Item 2. Identity and Background

 

(a) This Schedule 13D is being filed by Pao-Chi Chu.

 

(b) Mr. Chu’s address is 2F, No. 356, Dunhua S. Road, Da’an Dist, Taipei City 106, Taiwan, Republic of China.

 

(c) Mr. Chu is the chief executive office and sole director of the issuer.

 

(d) Mr. Chu has not, during the past five years, been convicted in a criminal proceeding (excluding traffic violations or similar misdemeanors).

 

(e) Mr. Chu has not, during the past five years, been a party to a civil proceeding of a judicial or administrative body of competent jurisdiction and, as a result of such proceeding, subject to a judgment, decree or final order enjoining future violations of, or prohibiting or mandating activities subject to, federal or state securities laws or finding any violation with respect to such laws.

 

(f) Mr.

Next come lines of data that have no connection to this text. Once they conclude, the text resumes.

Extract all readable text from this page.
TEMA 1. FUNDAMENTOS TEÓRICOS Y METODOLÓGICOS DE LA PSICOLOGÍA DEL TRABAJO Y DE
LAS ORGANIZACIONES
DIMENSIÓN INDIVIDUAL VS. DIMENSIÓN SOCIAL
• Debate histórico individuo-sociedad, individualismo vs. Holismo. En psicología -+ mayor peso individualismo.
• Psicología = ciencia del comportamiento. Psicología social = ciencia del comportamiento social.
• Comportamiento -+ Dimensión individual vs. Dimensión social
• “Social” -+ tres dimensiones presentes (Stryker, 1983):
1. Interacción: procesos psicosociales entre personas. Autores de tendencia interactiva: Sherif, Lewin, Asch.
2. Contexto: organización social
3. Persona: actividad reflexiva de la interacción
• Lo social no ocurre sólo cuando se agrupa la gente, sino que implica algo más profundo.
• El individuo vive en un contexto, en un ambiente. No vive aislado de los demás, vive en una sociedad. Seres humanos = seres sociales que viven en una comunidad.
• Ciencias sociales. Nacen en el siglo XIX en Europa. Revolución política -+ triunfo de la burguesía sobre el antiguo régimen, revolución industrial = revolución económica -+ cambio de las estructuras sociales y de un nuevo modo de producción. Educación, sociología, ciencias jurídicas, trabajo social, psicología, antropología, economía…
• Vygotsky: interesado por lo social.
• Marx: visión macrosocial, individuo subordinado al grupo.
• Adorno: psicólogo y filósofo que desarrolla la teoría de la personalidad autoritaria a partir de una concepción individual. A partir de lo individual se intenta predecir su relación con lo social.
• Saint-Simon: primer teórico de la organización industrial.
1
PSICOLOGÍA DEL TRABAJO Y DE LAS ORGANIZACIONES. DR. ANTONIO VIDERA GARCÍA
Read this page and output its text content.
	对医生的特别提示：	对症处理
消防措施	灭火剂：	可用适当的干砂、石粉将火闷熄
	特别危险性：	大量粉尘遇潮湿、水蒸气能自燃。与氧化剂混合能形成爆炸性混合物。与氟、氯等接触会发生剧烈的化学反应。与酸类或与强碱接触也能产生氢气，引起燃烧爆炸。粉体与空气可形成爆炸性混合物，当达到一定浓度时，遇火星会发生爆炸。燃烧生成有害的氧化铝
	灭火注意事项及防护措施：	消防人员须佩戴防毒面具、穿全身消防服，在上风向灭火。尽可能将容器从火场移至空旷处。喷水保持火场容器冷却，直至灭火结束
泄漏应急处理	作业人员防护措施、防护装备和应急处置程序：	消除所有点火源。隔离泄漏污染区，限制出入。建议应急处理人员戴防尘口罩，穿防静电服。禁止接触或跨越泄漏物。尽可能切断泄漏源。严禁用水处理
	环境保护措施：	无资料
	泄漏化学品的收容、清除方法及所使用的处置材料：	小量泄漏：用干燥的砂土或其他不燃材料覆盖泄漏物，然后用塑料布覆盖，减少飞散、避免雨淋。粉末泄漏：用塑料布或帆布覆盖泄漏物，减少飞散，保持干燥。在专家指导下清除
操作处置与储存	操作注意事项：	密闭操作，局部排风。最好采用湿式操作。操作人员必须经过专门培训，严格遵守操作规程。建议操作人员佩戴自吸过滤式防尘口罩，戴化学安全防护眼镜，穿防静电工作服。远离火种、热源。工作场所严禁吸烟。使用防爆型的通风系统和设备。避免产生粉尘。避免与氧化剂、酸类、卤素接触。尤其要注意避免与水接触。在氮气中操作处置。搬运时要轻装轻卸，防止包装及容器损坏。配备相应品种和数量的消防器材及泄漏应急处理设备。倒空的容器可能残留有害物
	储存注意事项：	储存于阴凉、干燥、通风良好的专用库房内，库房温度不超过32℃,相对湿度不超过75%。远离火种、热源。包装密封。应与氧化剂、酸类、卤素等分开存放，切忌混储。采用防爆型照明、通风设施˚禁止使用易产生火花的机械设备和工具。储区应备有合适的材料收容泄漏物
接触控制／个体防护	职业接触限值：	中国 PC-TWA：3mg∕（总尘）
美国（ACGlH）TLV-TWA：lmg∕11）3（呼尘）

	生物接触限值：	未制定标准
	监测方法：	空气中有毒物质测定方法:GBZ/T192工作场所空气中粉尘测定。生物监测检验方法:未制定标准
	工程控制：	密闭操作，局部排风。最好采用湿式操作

Chu is a citizen of the Republic of China.

 

Item 3. Source and Amount of Funds or Other Consideration

 

Not Applicable

 

Item 4. Purpose of Transaction

 

On September 8, 2020, the Issuer filed a Form 10 registration statement under the Securities Exchange Act of 1934, which became effective on November 7, 2020. As a result, Mr. Chu’s stock ownership became reportable upon the effectiveness of the Form 10.

 

Item 5. Interest in Securities of the Issuer

 

(a) As of the date hereof, Mr. Chu is the beneficial owner of 30,000,000 shares of common stock, representing 62.8% of the Issuer’s outstanding common stock.

 

(c) Mr. Chu has not effected any transactions involving the common stock in the 60 days prior to filing this Schedule 13D.

 

(d) No other person has the right to receive or the power to direct the receipt of dividends from, or the proceeds from the sale of, the shares owned by Mr. Chu.

 

(e) Not applicable.

 

Item 6. Contract, Arrangements, Understandings, or Relationships with respect to Securities of the Issuer

 

None.

 

Item 7. Material to be Filed as Exhibits

 

Not applicable

 

 
3

 

 

Signature

 

After reasonable inquiry, and to the best of my knowledge and belief, the undersigned certifies that the information set forth in this statement is true, complete and correct.